Обращает его в какую-то тряпку. Работать, — да, так всегда говорят здесь сначала, когда приезжают. А хочешь, я скажу тебе, во что обратится здесь твоя жизнь? Или лучше скажи ты сам! Сколько часов ты провел в кафе за эти два дня? Ну-ка, сколько?
— Какие глупости, — возразил я. — Ведь я еще не устроился. Через неделю…
Он покачал головой.
— Через неделю, если в тебе еще останутся силы, ты поймешь, что я был прав. Во всяком случае, у тебя уже не будет сил бороться. Ты уже отдашься своей жалкой участи: утром — час в канцелярии для виду; после обеда — лимонад и теннис с разными кислыми девчонками; в семь часов — коктейль с замужними, более или менее молодыми дамами; ночью — виски и девочки из мюзик-холла, у которых ты будешь искать рассеяния тех душевных волнений, какие возбудит в тебе дневной флирт. Вот!
Его намерение было слишком очевидно; карикатура, которую он мне нарисовал, слишком отличалась от суровой перспективы, открытой мне накануне строгим полковником Приэром.
— Ты преувеличиваешь, — ответил я, смеясь.
— Преувеличиваю! — воскликнул он. — Хотел бы я думать, что преувеличиваю, но мне страшно за тебя, страшно, — понимаешь?
Одни и те же слова дважды на протяжении двух дней… Я вздрогнул от неприятного ощущения.
— Мне хотелось бы знать, чего, собственно, ты опасаешься? Он пожал плечами.
— Э, разве я знаю! Вот тебе пример. Ты всего два дня в Бейруте, но мог бы уже подметить, что здесь трудно прожить меньше чем на сто франков в день. Эти сто франков, эти сорок тысяч в год, есть ли они у тебя?

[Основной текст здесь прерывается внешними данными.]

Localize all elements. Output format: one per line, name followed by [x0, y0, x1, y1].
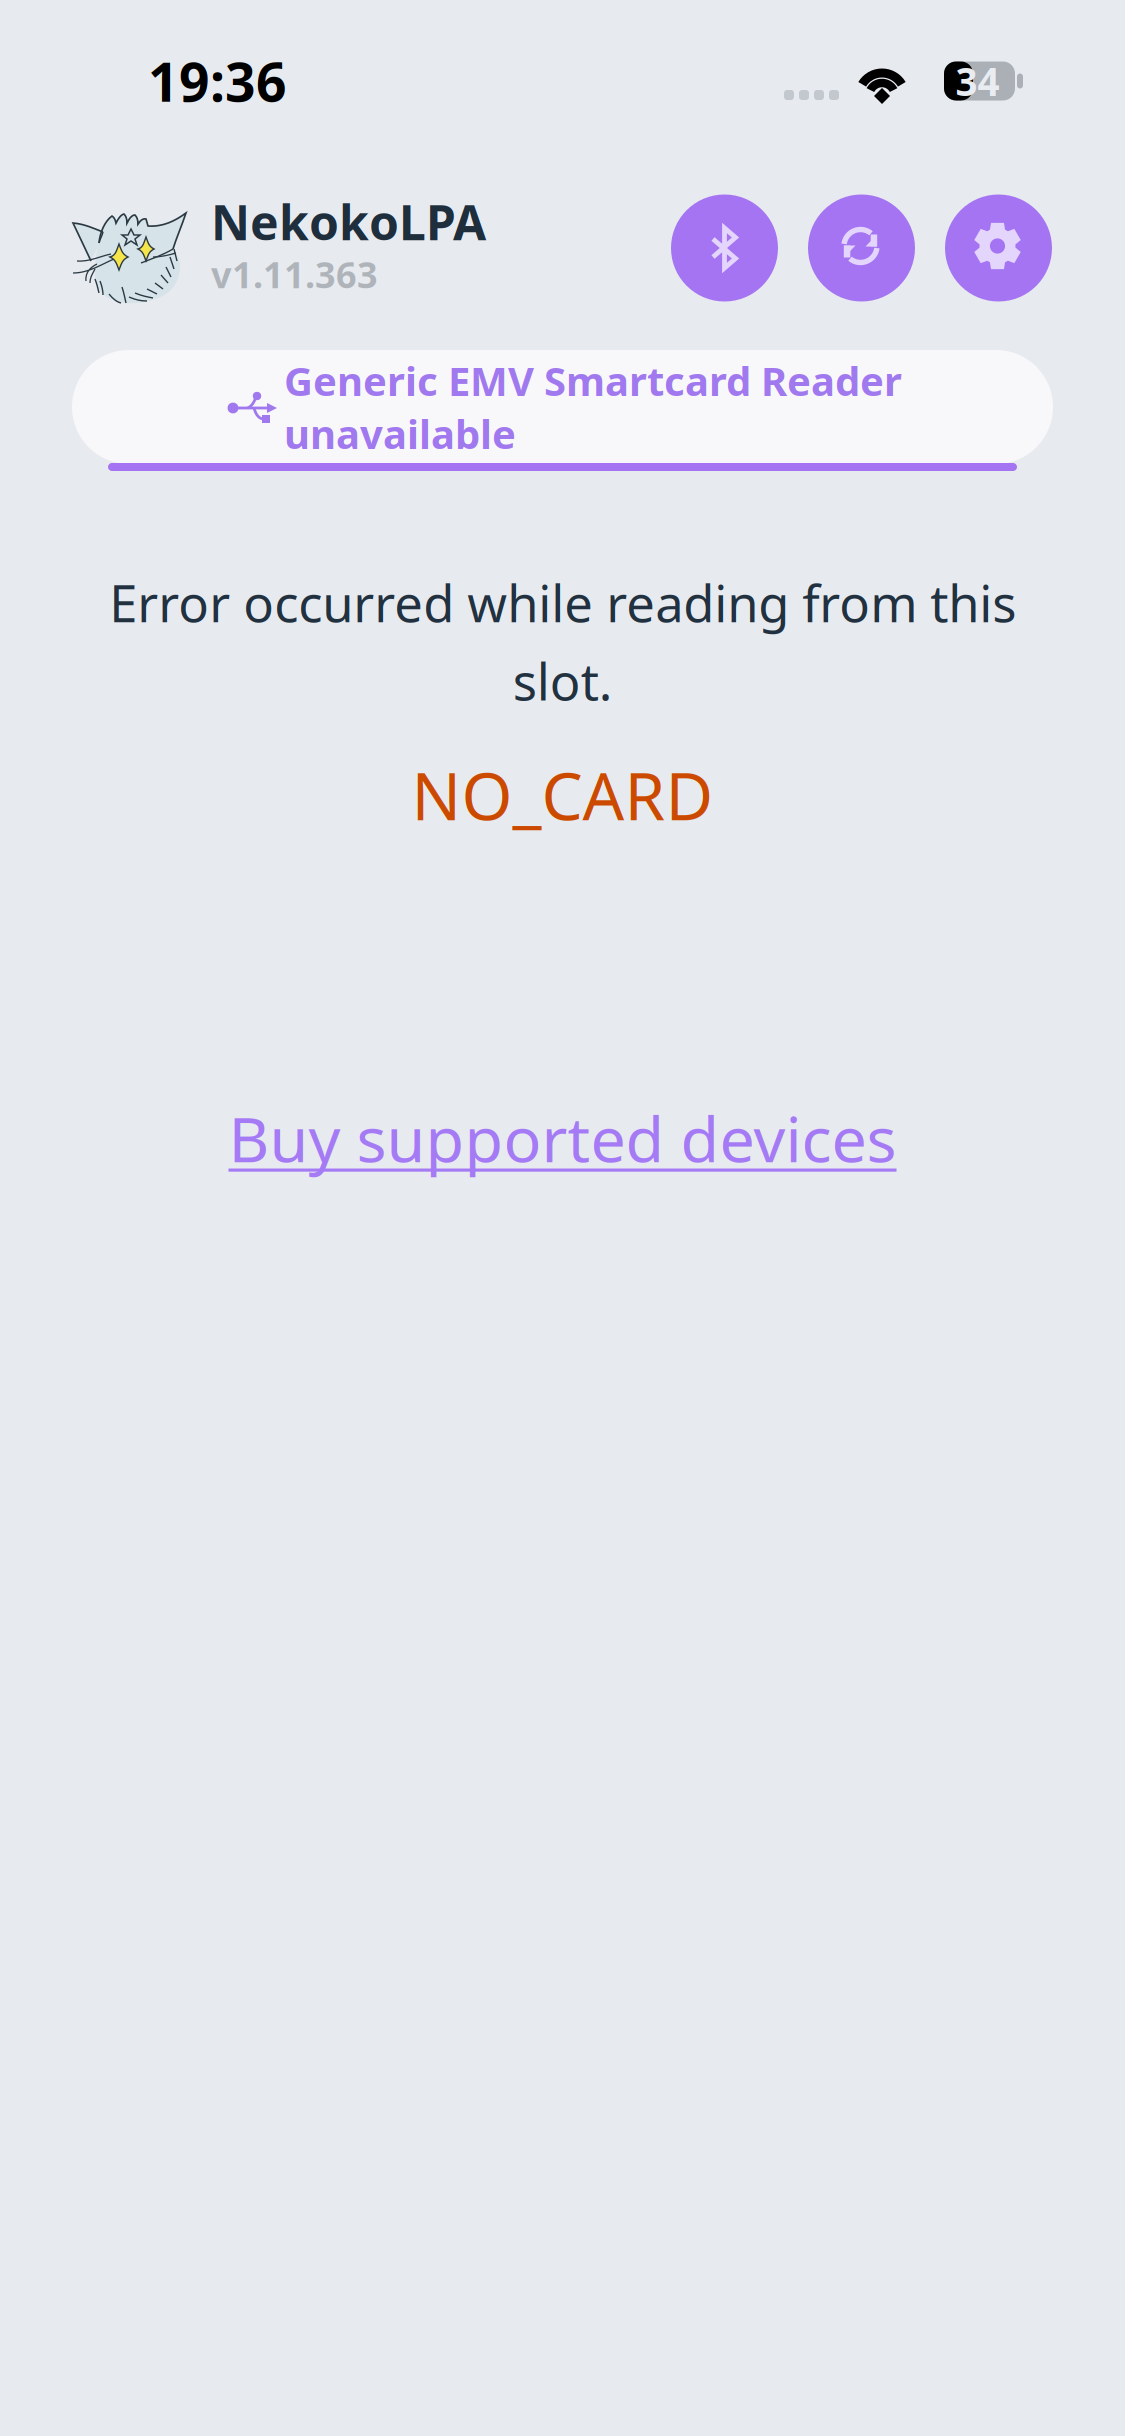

— Не скажешь ли ты мне, — возразил я с досадой, — как поступают те из наших товарищей — а их немало! — у которых нет таких денег.
— Ошибаешься, — отвечал Вальтер, говоривший теперь с удручающим спокойствием. — Большинство бейрутских офицеров имеют кое-какие деньги. Приехав в Сирию, чтобы сделать сбережения, они проедают здесь свои гроши. Есть и такие, у которых нет ничего, — я это знаю. Такие или делают долги, или же влачат в своих конурах такое существование, какое для тебя — уверяю тебя! — было бы совершенно невыносимо, судя по той манере, с какою ты только что обсуждал в Табари карту вин.
Он подумал и добавил:
— Я прекрасно знаю, — есть еще третья категория: это — Женатые. Но об этих я и говорить не хочу.
— Почему?
— Потому, что они офицеры только по имени. Я положил руку ему на плечо.
— Вальтер, выслушай меня.
— Ну?
— Вальтер, я не сержусь на тебя за эти слова. Не сержусь тем более, что, помнится, когда-то я говорил то же самое. Помнишь, это было в Алепе. Нам сообщили тогда о женитьбе одного из наших товарищей, Баранже. Неужели ты сказал бы сегодня то же самое, если бы узнал, что я женюсь?
— Да, — ответил он, — почему бы мне изменить свое мнение!
— Потому, что с тех пор капитан Баранже пал смертью храбрых при штурме Энтабы.
— Умирать одно, — возразил он, — а быть храбрым офицером — другое. То, что я говорил о Баранже, я скажу и о тебе. И даже больше.
— Даже больше?
— Да, потому что Баранже все равно остался бы служить в колониальных войсках. Женившись, он не жертвовал тем, чем пожертвуешь ты.
— Чем же я пожертвую?
Он взял меня за руку и сказал тоном, которого я никогда не забуду, — тоном, в котором упрек смешивался с чувством, способным вызвать самые безудержные слезы:
— Люсьен, Люсьен, неужели за такое короткое время ты мог забыть три года нашей совместной жизни?